The brackets show the WHOLE base is $5y$. With $y \ne 0$, the base is non-zero, so $(5y)^0 = \mathbf{1}$.

3.4 — $(1.5)^0$

$1.5$ is non-zero, so $(1.5)^0 = \mathbf{1}$. The rule doesn't care if the base is a whole number or a decimal.

3.5 — $6 \times 8^0$

$8^0 = 1$, so $6 \times 8^0 = 6 \times 1 = \mathbf{6}$. (Common slip: writing $0$ because of the $0$ index. The index is $0$ but the VALUE is $1$.)

3.6 — $10^0 + 3 \times 2^0 - 1$

$10^0 = 1$ and $2^0 = 1$. So $1 + 3 \times 1 - 1 = 1 + 3 - 1 = \mathbf{3}$.

3.7 — $(3x)^0$ vs $3x^0$

$(3x)^0 = \mathbf{1}$ — the WHOLE bracket $3x$ is raised to $0$, and any non-zero base to $0$ is $1$.
$3x^0 = 3 \times x^0 = 3 \times 1 = \mathbf{3}$ — only the $x$ has the $0$ index; the $3$ has an implied index of $1$.
They are NOT the same. The brackets decide what the index applies to.

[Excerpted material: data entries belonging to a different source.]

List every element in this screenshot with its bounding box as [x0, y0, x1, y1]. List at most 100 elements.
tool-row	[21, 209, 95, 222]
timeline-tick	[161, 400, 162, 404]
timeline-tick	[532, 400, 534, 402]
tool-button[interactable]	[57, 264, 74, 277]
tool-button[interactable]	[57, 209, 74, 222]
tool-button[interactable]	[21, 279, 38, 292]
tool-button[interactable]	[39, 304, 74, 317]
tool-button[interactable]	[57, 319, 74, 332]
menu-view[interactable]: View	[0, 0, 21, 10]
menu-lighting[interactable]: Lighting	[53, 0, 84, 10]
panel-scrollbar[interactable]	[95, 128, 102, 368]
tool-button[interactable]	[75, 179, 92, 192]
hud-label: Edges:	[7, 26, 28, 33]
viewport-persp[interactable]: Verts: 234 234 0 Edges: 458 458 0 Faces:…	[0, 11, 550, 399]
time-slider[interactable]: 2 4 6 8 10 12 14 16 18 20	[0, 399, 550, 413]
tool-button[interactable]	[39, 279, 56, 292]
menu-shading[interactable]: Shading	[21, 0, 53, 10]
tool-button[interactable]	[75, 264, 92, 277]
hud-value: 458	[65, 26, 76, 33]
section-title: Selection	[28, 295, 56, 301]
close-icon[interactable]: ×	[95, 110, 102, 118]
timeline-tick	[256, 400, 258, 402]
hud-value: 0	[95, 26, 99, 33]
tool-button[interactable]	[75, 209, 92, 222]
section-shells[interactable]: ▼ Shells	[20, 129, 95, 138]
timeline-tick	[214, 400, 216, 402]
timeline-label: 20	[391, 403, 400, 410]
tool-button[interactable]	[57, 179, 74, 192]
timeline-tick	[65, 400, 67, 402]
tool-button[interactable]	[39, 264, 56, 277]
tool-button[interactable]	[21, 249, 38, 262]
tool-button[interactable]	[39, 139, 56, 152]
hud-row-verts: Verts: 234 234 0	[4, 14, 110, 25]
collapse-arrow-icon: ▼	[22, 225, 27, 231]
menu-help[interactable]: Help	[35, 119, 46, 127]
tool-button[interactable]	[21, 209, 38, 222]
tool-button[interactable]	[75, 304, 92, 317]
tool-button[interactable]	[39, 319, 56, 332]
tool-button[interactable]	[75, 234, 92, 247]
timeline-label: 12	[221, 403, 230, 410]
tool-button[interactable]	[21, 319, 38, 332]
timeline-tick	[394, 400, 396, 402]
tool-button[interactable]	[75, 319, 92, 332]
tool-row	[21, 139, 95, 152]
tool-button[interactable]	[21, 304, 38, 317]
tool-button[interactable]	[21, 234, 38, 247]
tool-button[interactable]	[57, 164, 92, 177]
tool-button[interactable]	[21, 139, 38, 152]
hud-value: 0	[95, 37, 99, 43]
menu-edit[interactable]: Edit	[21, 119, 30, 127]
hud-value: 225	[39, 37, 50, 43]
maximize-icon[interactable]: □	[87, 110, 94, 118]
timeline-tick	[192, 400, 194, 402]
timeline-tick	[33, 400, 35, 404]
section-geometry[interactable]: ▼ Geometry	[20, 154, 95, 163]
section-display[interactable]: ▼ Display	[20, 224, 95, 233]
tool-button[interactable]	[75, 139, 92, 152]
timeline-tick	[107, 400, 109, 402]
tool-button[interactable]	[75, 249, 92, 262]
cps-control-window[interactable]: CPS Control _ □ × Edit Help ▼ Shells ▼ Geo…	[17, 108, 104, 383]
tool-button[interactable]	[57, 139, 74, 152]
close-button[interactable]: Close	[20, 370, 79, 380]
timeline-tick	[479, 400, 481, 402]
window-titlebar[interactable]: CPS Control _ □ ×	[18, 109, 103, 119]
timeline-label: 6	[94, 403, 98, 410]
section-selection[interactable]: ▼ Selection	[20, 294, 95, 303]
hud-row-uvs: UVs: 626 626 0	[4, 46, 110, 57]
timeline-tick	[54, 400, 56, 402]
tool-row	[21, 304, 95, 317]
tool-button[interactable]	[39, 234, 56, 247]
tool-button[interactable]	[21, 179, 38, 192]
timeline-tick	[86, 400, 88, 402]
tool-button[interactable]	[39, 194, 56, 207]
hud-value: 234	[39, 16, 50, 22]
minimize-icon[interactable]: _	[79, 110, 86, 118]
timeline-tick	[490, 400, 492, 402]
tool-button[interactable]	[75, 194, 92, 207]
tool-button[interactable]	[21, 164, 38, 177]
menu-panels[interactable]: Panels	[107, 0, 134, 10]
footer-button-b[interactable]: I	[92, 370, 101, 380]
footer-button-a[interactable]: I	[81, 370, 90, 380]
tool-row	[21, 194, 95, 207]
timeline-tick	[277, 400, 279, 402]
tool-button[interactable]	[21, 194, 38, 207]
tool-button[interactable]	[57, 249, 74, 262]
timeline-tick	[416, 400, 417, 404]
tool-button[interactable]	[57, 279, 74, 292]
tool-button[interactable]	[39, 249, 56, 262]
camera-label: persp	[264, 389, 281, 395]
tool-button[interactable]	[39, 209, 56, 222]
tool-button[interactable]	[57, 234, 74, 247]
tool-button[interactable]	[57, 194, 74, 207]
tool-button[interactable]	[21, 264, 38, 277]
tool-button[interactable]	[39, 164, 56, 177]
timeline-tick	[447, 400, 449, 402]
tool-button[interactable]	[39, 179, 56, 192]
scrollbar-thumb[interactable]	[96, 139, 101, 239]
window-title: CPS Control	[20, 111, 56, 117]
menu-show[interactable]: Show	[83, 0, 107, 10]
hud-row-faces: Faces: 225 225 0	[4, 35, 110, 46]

3.8 — Quotient-rule proof of $a^0 = 1$

$\dfrac{a^5}{a^5}$ is something divided by itself, so it equals $\mathbf{1}$ (provided $a \ne 0$).
By the quotient rule, $\dfrac{a^5}{a^5} = a^{5-5} = a^0$.
Since both expressions equal the same thing, $a^0 = \mathbf{1}$. The two rules force the zero-index rule on us.